A recente escalada militar entre Estados Unidos e Irã, com participação de Israel, foi motivada por ataques aéreos conjuntos contra instalações nucleares e alvos estratégicos iranianos, visando frear o programa nuclear do Irã.
O conflito atingiu o auge com a morte do Líder Supremo Ali Khamenei, e as repercurssões da guerra repercutem mundialmente. Mas por que?
No Brasil, por exemplo, teme-se um aumento no preço da gasolina. Isso acontece porque o mercado de petróleo é global: quando há tensão em regiões estratégicas de produção ou transporte, como no caso do Irã, o impacto se espalha rapidamente para todo o mundo.
O papel do petróleo no preço da gasolina
A gasolina é produzida a partir do petróleo refinado. Por isso, quando o preço do barril sobe no mercado internacional, o custo de produção dos combustíveis também tende a aumentar.
Em momentos de conflito no Oriente Médio, investidores temem interrupções no fornecimento de petróleo. Esse receio eleva os preços no mercado internacional, mesmo antes de ocorrer uma escassez real.
Por que o Irã é tão importante nesse mercado
O Irã está localizado em uma região estratégica para o comércio global de petróleo. Grande parte da produção mundial passa pelo Estreito de Ormuz, situado entre o Irã e Omã.
O Estreito é uma das rotas marítimas mais estratégicas do mundo, ligando o Golfo Pérsico ao Golfo de Omã e ao Mar Arábico. Por ele passa cerca de 20% do petróleo consumido globalmente, tornando-o um ponto crucial para a economia e energia mundial.
Se a guerra bloquear ou ameaçar essa passagem, o transporte de petróleo pode ser interrompido ou encarecido. Com menor oferta ou maior risco logístico, o preço do barril sobe rapidamente.
Como isso chega ao Brasil
Mesmo sendo produtor de petróleo, o Brasil não está totalmente isolado do mercado internacional. O país ainda importa parte dos derivados de petróleo, como diesel e gasolina.

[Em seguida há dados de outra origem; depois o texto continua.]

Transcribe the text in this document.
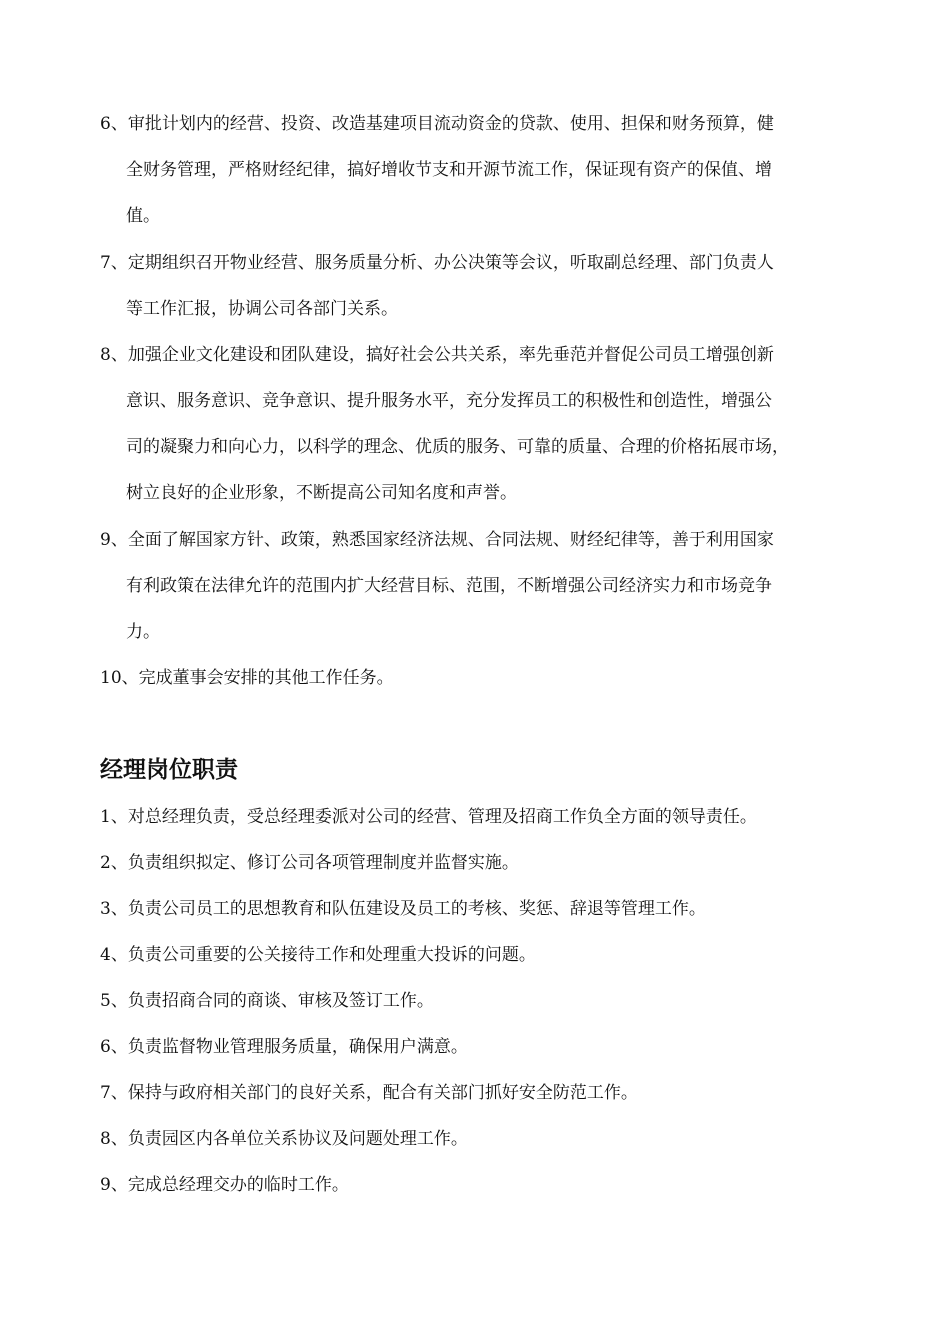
6、审批计划内的经营、投资、改造基建项目流动资金的贷款、使用、担保和财务预算，健
全财务管理，严格财经纪律，搞好增收节支和开源节流工作，保证现有资产的保值、增
值。
7、定期组织召开物业经营、服务质量分析、办公决策等会议，听取副总经理、部门负责人
等工作汇报，协调公司各部门关系。
8、加强企业文化建设和团队建设，搞好社会公共关系，率先垂范并督促公司员工增强创新
意识、服务意识、竞争意识、提升服务水平，充分发挥员工的积极性和创造性，增强公
司的凝聚力和向心力，以科学的理念、优质的服务、可靠的质量、合理的价格拓展市场，
树立良好的企业形象，不断提高公司知名度和声誉。
9、全面了解国家方针、政策，熟悉国家经济法规、合同法规、财经纪律等，善于利用国家
有利政策在法律允许的范围内扩大经营目标、范围，不断增强公司经济实力和市场竞争
力。
10、完成董事会安排的其他工作任务。
经理岗位职责
1、对总经理负责，受总经理委派对公司的经营、管理及招商工作负全方面的领导责任。
2、负责组织拟定、修订公司各项管理制度并监督实施。
3、负责公司员工的思想教育和队伍建设及员工的考核、奖惩、辞退等管理工作。
4、负责公司重要的公关接待工作和处理重大投诉的问题。
5、负责招商合同的商谈、审核及签订工作。
6、负责监督物业管理服务质量，确保用户满意。
7、保持与政府相关部门的良好关系，配合有关部门抓好安全防范工作。
8、负责园区内各单位关系协议及问题处理工作。
9、完成总经理交办的临时工作。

Por isso, quando o barril se valoriza no exterior, as distribuidoras e refinarias brasileiras passam a pagar mais caro pelo combustível ou por seus componentes. Essa pressão acaba refletindo, direta ou indiretamente, no preço final pago pelo consumidor.
O papel da Petrobras
A Petrobras afirma que irá suavizar parte dessas oscilações. Desde 2023, a empresa abandonou a política de paridade automática com os preços internacionais, o que permite segurar reajustes por algum tempo e considerar fatores internos antes de repassar aumentos.
A Petrobras afirmou que trabalha para reduzir a transmissão imediata dessas oscilações para os consumidores brasileiros. Mesmo assim, essa estratégia tem limites. Se o petróleo permanecer caro por um período prolongado, fica difícil manter os preços domésticos muito abaixo do mercado global.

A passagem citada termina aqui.